Welcome back, Playboy class of 96
I had my ten year high school reunion on Saturday night, and so made the trek back to large-sized Canadian city Vangroover for it (and more importantly, for the film festival) and while much of it resembled a shitty high school dance, there were some good moments. I wasn't aware of the fact that I went to school with so many Playboy bunnies, but they were engaged in a full-scale breast fest, as little black dresses and breasts galore filled the room. It seemed to be a competition of who could show the most cleavage, and most people (excluding me) were up for the challenge (or down for it, as even the short little girls had breasts spilling out of their tops). Wearing a black skirt, polka dotted top, knee high black boots and chunky pearls, I felt like a nun compared with most of the other women. And while some of them really were sexy, many of them simply looked trampy - and this is coming from the original skank herself, so if I thought they were slutty, I wonder what everyone else thought. Probably something all the lines of "how can I get laid tonight without my wife noticing?". My father later pointed out that many of their large breasts could have been attributed to lactation, given that as mothers of two or three children, the likelihood of them just having given birth in the last few months is quite high. Then again, some of them had 3 children by the time they were 20, so they have no excuses, unless they became strippers to pay for their stupid life decisions.
For a reunion that was entitled "Glitter and Glam", this was about the least glittery and glammy event I have ever been to - hell, my apartment is more glittery than this ballroom was. Decked out with one sad little "Welcome back NDSS Grads" banner, the room didn't even have a mirror ball, for fuck's sakes! Ecoli-filled appetizers lay on lukewarm trays, some vegetables sat sadly in the corner, and expensive drinks were being sold to those who quickly used up their one free drink ticket. Even a bottle of water was $4, which I found out after deciding the white wine was viler than the cat's piss wine (Gato Negro) that comes in a juice box. While they always say you shouldn't get drunk at your reunion, it seemed I was the only one who was wasn't drunk, which actually helped me have a little more fun as I continued my people-watching role that I also played in high school. There were roughly 200 people there, which is quite pathetic if you consider the fact that my graduating class had about 750 people in it. And half of the people there were husbands and boyfriends who didn't go the school.
I saw some people I wanted to, many that I didn't, and was quite amused by the fact that the girl who started the lesbian rumour about me and two friends in high school walked past me a number of times but did not say hello. Granted I could have said hello too, but I didn't really want to. Me and the two supposed lesbians considered groping each other in front of her for good measure, but eventually decided against it. I chatted with a few long-lost friends, had some guys who I don't even think went to my highschool hit on me (despite my lack of cleavage), and was nearly hoarse and deaf by the end of the night as the music was so loud the only way you could hear people was to yell like you were at a Slayer concert.

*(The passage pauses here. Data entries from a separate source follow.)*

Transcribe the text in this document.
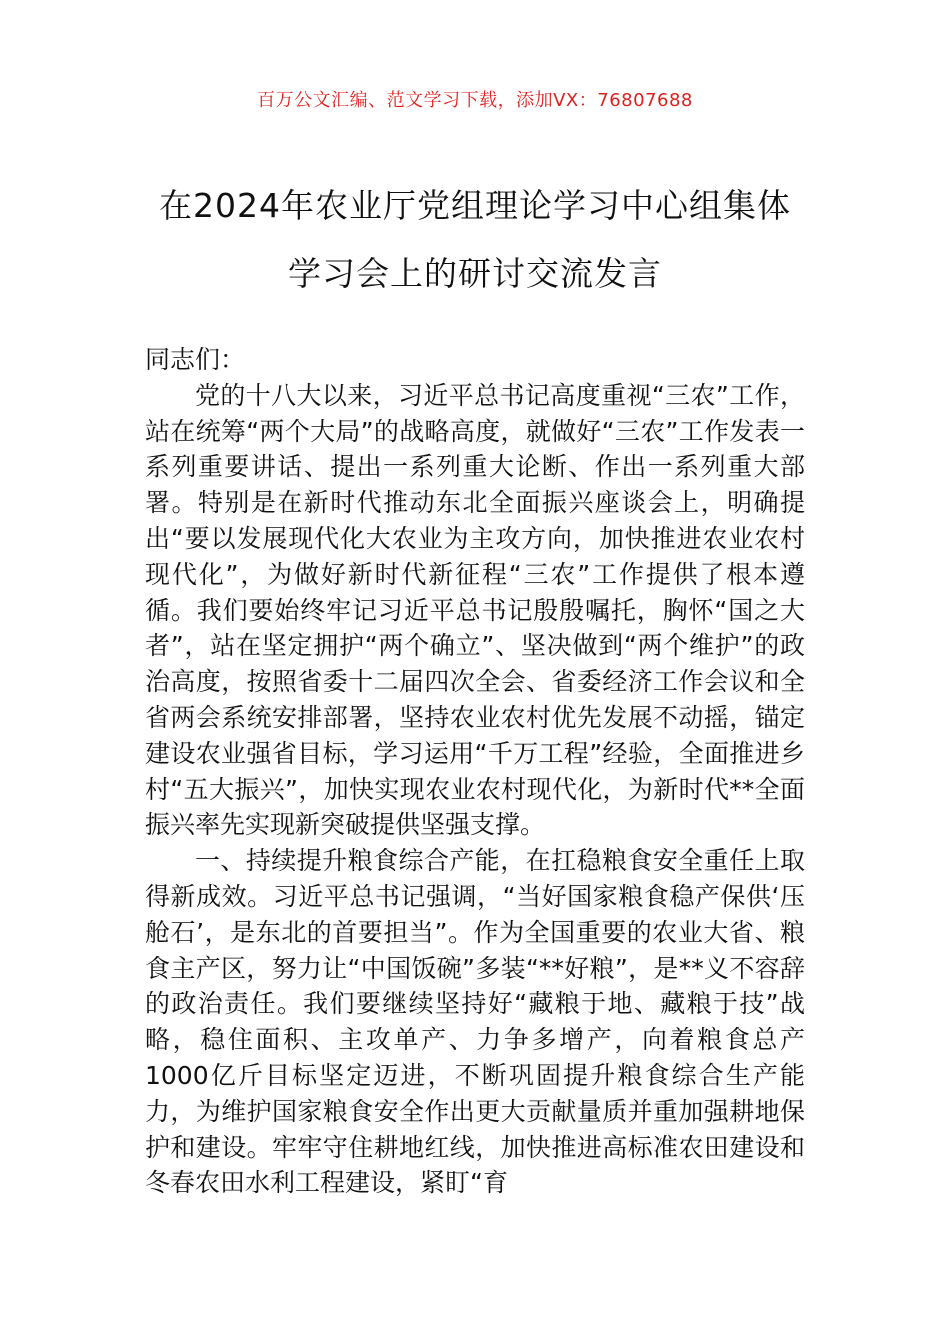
百万公文汇编、范文学习下载，添加VX：76807688
在2024年农业厅党组理论学习中心组集体
学习会上的研讨交流发言

同志们：

党的十八大以来，习近平总书记高度重视“三农”工作，站在统筹“两个大局”的战略高度，就做好“三农”工作发表一系列重要讲话、提出一系列重大论断、作出一系列重大部署。特别是在新时代推动东北全面振兴座谈会上，明确提出“要以发展现代化大农业为主攻方向，加快推进农业农村现代化”，为做好新时代新征程“三农”工作提供了根本遵循。我们要始终牢记习近平总书记殷殷嘱托，胸怀“国之大者”，站在坚定拥护“两个确立”、坚决做到“两个维护”的政治高度，按照省委十二届四次全会、省委经济工作会议和全省两会系统安排部署，坚持农业农村优先发展不动摇，锚定建设农业强省目标，学习运用“千万工程”经验，全面推进乡村“五大振兴”，加快实现农业农村现代化，为新时代**全面振兴率先实现新突破提供坚强支撑。

一、持续提升粮食综合产能，在扛稳粮食安全重任上取得新成效。习近平总书记强调，“当好国家粮食稳产保供‘压舱石’，是东北的首要担当”。作为全国重要的农业大省、粮食主产区，努力让“中国饭碗”多装“**好粮”，是**义不容辞的政治责任。我们要继续坚持好“藏粮于地、藏粮于技”战略，稳住面积、主攻单产、力争多增产，向着粮食总产1000亿斤目标坚定迈进，不断巩固提升粮食综合生产能力，为维护国家粮食安全作出更大贡献量质并重加强耕地保护和建设。牢牢守住耕地红线，加快推进高标准农田建设和冬春农田水利工程建设，紧盯“育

Professions of past classmates included construction workers, teachers, drug dealers, dental hygenists, assistants to the assistant film director, screenwriters, nurses, full time mothers, and as far as I could tell, only one other librarian. And she was actually the girl that I'd known since I was 4, was friends with all through school and then haven't talked to for a few years. In the interim, she has moved into a condo that is two blocks from my father's condo, and has almost the same profession that I do (school librarian, not public). This proves earlier theories that we may in fact be halves of the same person and even if we do not stay in touch, it is likely that we will continue to lead relatively similar lives.

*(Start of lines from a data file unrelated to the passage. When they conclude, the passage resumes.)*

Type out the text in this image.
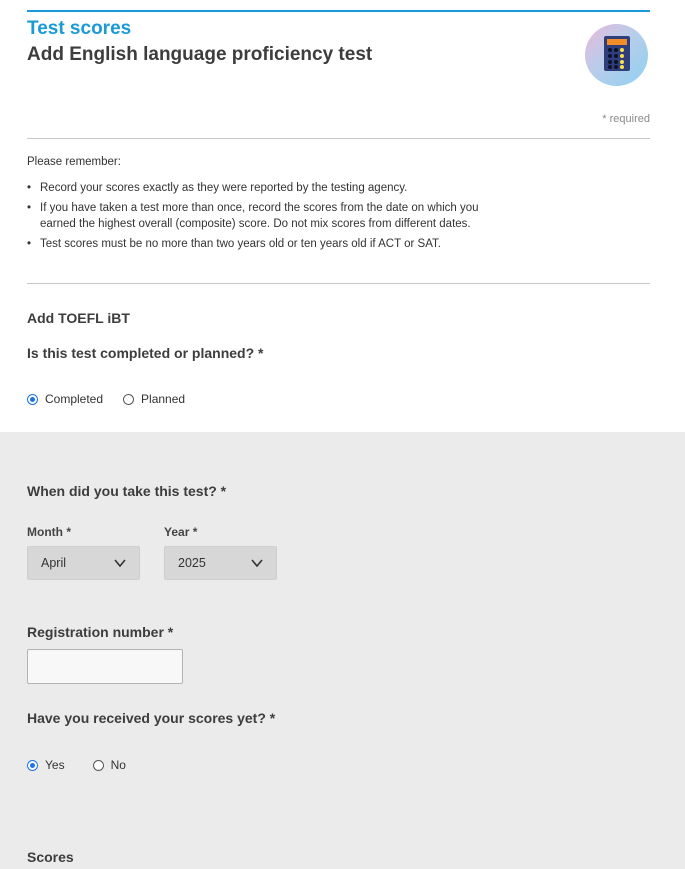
Test scores
Add English language proficiency test
* required
Please remember:
• Record your scores exactly as they were reported by the testing agency.
• If you have taken a test more than once, record the scores from the date on which you earned the highest overall (composite) score. Do not mix scores from different dates.
• Test scores must be no more than two years old or ten years old if ACT or SAT.
Add TOEFL iBT
Is this test completed or planned? *
Completed	Planned
When did you take this test? *
Month *
April
Year *
2025
Registration number *
Have you received your scores yet? *
Yes	No
Scores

The love of my high school life (unbeknownst to the guy, of course) was not there, but he became somewhat of an urban legand as a few people told stories about him. Apparently he is on the road to becoming a high school teacher, is adverse to any kind of technology, and grows large pumpkins and vegetables in his garden that he fashions musical instruments out of. I did spend the latter part of the night (until about 5am) speaking with two of his friends (one who is very much like Matthew McConaughey in Dazed and Confused) in another friend's hotel room, after we had made the rounds at the downtstairs casino (part of the hotel we were staying at).

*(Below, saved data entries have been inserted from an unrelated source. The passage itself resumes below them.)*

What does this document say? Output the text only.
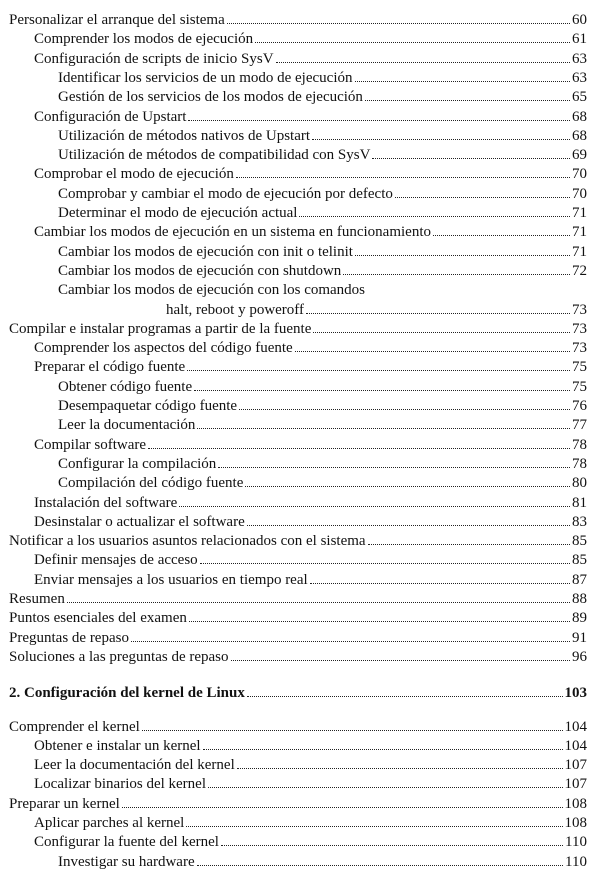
Personalizar el arranque del sistema	60
Comprender los modos de ejecución	61
Configuración de scripts de inicio SysV	63
Identificar los servicios de un modo de ejecución	63
Gestión de los servicios de los modos de ejecución	65
Configuración de Upstart	68
Utilización de métodos nativos de Upstart	68
Utilización de métodos de compatibilidad con SysV	69
Comprobar el modo de ejecución	70
Comprobar y cambiar el modo de ejecución por defecto	70
Determinar el modo de ejecución actual	71
Cambiar los modos de ejecución en un sistema en funcionamiento	71
Cambiar los modos de ejecución con init o telinit	71
Cambiar los modos de ejecución con shutdown	72
Cambiar los modos de ejecución con los comandos
halt, reboot y poweroff	73
Compilar e instalar programas a partir de la fuente	73
Comprender los aspectos del código fuente	73
Preparar el código fuente	75
Obtener código fuente	75
Desempaquetar código fuente	76
Leer la documentación	77
Compilar software	78
Configurar la compilación	78
Compilación del código fuente	80
Instalación del software	81
Desinstalar o actualizar el software	83
Notificar a los usuarios asuntos relacionados con el sistema	85
Definir mensajes de acceso	85
Enviar mensajes a los usuarios en tiempo real	87
Resumen	88
Puntos esenciales del examen	89
Preguntas de repaso	91
Soluciones a las preguntas de repaso	96
2. Configuración del kernel de Linux	103
Comprender el kernel	104
Obtener e instalar un kernel	104
Leer la documentación del kernel	107
Localizar binarios del kernel	107
Preparar un kernel	108
Aplicar parches al kernel	108
Configurar la fuente del kernel	110
Investigar su hardware	110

At one point, two TV actors decided to crash our party, one of them pretending he went to our high school. Jason Gedrick, from Windfall and Boomtown, is far too old, and Jared Padalecki, from Supernatural and the Gilmore Girls, was born in 1982 in Texas (god bless the IMDB). I went up to Jared and asked his if he really did attend our school or if he was just shitting us, and he swore up and down that he did until his buddies started laughing, and I said, well it was nice meeting you anyways, you fraud. Love your show, by the way! One wonders why two actors would bother going to something as stupid as a high school reunion - but I suppose the drunk, cleavagy women might have had something to do with it.
All in all, it was an enjoyable night, and even though my Romy and Michelle dreams of meeting the school geek who became a billionaire and flying off in his helicopter did not happen, it was almost worth the $60. I can't guarantee that I will be first in line for the 20th reunion, unless of course I get a boob job, become an exotic dancer and provide the night's entertainment.